Memuat tanggal…
Daftar Masuk
Navigasi Investasi Anda
Search

Celios: Ada Keraguan Pemerintah untuk Gabung BRICS

Rubrik: Makro | Diterbitkan: 26 October 2024 | Penulis: Dian Finka | Editor: Redaksi
Celios: Ada Keraguan Pemerintah untuk Gabung BRICS

KABARBURSA.COM - Muhammad Zulfikar Rakhmat, Direktur China-Indonesia Desk di Center of Economic and Law Studies (CELIOS), menegaskan bahwa saat ini belum ada urgensi bagi Indonesia untuk bergabung dengan BRICS.

Ia khawatir keberadaan China dalam kelompok tersebut dapat mempengaruhi independensi Indonesia dalam menanggapi isu-isu krusial, terutama terkait dengan manuver China di Laut China Selatan.

“Hingga saat ini, keinginan untuk bergabung dengan BRICS tidak menunjukkan urgensi yang jelas bagi Indonesia,” ujar Zulfikar di Jakarta, Sabtu, 26 Oktober 2024.

Peneliti CELIOS, Yeta Purnama, juga menyoroti kebimbangan pemerintah Indonesia dalam bersikap. Ia mengingatkan bahwa baru-baru ini, saat Indonesia merayakan pelantikan presiden, kapal China memasuki wilayah yuridiksi di Natuna Utara.

"Belum ada tanggapan langsung dari Presiden Indonesia terkait isu tersebut. Ini menunjukkan bahwa pemerintah tengah ragu dalam bersikap di tengah keinginan untuk bergabung dengan BRICS," jelas Yeta.

Di sisi lain, konflik yang intens antara anggota BRICS, seperti China dan India, di tiga wilayah perbatasan Himachal Pradesh, Uttarakhand, dan Arunachal Pradesh dinilai dapat mengganggu stabilitas hubungan antara kedua negara. Menurut Zulfikar, ketegangan ini dapat memengaruhi kemitraan dalam aliansi BRICS secara keseluruhan.

Selain itu, keputusan bergabungnya Indonesia ke BRICS juga dapat berdampak negatif terhadap peluang Indonesia untuk bergabung dengan Organisasi Kerjasama dan Pembangunan Ekonomi (OECD).

“Peluang Indonesia untuk mendorong pertumbuhan berkelanjutan melalui kemitraan dengan OECD jauh lebih signifikan dibandingkan dengan BRICS,” tambah Yeta.

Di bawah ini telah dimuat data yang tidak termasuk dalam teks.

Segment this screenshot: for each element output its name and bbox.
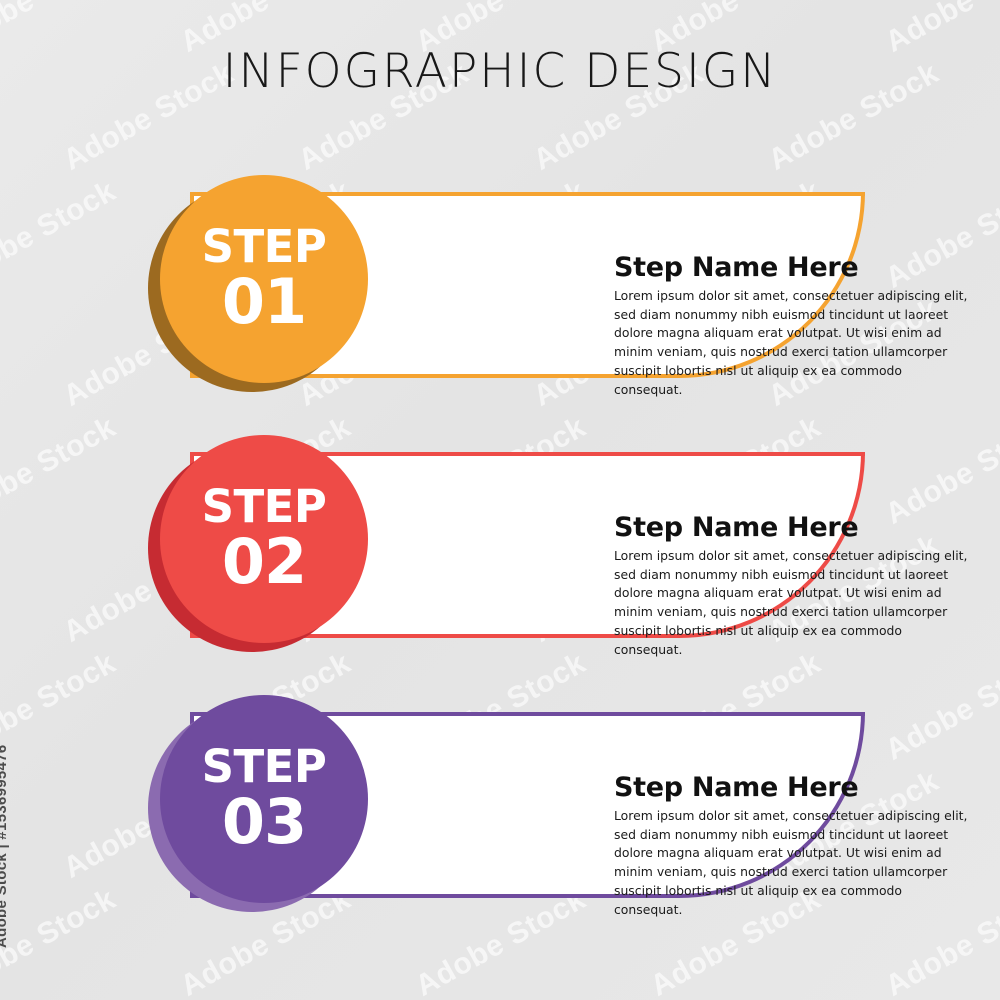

Ia menekankan bahwa dengan lebih banyak anggota dalam OECD, Indonesia perlu mendiversifikasi mitra ekonomi di luar China.

"Energi dan fokus pemerintahan baru untuk terlibat dalam banyak kerjasama multilateral akan memerlukan biaya yang tinggi, termasuk biaya keanggotaan. Oleh karena itu, lebih efektif untuk fokus pada kemitraan yang sudah ada,” tutup Yeta.

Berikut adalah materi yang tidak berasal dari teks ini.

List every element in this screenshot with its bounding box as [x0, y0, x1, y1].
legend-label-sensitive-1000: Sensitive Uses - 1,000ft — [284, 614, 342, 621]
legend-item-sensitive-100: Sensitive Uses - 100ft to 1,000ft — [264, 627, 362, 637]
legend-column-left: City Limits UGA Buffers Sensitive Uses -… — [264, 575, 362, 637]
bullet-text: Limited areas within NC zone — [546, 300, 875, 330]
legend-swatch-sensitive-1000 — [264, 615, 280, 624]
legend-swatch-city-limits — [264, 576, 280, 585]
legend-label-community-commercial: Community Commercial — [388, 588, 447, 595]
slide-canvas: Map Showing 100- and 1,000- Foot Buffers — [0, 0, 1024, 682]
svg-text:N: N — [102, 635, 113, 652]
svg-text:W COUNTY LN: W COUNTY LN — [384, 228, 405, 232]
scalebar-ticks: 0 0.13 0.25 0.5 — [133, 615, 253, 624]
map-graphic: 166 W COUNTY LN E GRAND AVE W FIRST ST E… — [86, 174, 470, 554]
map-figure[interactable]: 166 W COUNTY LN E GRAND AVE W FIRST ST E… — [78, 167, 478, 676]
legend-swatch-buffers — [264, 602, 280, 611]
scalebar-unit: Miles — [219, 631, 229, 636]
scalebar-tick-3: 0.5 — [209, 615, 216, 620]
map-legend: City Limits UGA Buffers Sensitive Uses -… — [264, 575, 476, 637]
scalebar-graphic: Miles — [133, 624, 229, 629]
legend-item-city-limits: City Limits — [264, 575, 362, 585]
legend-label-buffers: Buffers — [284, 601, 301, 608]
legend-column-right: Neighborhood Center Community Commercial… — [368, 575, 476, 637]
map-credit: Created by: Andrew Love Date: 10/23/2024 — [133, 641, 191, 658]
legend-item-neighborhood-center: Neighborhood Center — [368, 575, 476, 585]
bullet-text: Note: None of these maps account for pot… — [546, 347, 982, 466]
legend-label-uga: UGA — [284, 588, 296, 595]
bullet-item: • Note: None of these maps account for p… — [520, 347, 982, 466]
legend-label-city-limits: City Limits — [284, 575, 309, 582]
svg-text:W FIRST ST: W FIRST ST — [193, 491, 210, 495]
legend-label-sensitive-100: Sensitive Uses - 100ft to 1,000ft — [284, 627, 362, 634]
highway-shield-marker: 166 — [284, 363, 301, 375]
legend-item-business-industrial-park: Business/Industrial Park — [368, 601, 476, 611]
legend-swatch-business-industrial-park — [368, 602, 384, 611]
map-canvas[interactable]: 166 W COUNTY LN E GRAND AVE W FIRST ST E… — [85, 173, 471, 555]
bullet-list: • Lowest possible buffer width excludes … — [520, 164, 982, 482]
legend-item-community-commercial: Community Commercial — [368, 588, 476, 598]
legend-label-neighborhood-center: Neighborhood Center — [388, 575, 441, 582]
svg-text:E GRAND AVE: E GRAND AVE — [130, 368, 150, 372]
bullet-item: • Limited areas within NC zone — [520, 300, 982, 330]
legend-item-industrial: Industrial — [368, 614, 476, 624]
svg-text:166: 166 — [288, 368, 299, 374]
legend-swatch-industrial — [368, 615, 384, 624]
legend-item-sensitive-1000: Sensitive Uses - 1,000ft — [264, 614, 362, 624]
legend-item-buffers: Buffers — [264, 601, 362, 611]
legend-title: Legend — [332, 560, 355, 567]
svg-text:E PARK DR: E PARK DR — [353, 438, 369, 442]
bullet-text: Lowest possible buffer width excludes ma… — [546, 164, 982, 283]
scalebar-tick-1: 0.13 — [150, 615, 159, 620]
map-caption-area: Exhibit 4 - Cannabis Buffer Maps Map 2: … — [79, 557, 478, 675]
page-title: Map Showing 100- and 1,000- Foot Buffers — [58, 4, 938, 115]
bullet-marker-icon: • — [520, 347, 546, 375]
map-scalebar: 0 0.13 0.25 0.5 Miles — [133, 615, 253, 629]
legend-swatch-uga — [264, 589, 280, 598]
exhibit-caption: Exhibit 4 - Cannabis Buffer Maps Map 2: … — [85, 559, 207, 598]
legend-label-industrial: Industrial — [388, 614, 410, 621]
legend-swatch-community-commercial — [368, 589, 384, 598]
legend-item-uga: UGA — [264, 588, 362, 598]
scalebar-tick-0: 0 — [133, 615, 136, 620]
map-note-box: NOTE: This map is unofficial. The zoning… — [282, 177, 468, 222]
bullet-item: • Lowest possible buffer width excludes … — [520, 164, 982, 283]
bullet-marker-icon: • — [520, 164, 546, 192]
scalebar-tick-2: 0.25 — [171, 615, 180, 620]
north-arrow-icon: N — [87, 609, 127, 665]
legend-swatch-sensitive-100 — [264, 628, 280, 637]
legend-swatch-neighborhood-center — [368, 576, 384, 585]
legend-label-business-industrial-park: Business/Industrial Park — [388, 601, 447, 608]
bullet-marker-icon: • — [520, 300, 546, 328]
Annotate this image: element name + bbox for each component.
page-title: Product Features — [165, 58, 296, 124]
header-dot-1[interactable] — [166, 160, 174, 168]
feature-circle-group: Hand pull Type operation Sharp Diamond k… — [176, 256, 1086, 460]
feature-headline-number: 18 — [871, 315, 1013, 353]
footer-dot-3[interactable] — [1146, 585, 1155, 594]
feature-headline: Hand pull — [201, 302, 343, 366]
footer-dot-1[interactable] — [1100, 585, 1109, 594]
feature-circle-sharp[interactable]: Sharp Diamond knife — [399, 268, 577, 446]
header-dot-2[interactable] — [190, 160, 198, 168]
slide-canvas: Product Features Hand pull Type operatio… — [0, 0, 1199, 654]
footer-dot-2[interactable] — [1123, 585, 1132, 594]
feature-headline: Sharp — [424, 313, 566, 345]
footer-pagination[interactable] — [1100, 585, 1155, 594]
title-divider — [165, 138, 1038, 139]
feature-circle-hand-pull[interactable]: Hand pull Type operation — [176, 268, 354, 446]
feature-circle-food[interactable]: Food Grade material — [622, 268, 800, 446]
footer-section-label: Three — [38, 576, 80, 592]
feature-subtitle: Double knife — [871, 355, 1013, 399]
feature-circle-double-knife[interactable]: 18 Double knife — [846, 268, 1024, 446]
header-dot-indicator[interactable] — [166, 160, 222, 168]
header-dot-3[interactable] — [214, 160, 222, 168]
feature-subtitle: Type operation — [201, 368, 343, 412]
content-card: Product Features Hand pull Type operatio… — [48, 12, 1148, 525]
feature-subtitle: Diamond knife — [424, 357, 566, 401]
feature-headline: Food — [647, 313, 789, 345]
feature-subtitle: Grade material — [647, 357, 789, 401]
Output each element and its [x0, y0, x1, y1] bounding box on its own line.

Ambil Kesempatan Emas di BRICS

Indonesia perlu segera menentukan pilihan untuk bergabung dengan salah satu organisasi antarpemerintah dunia, yaitu BRICS atau OECD. Menurut Wijayanto Samirin, ekonomi senior Universitas Paramadina, keputusan ini memiliki urgensi.

Pertama, kata Wijayanto, Indonesia dapat menyambut peluang berpartisipasi aktif dalam organisasi tersebut karena jumlah anggota yang masih sedikit. Ini berkaitan dengan hal yang kedua yakni peran dalam menentukan kebijakan utama dalam kelompok-kelompok tersebut.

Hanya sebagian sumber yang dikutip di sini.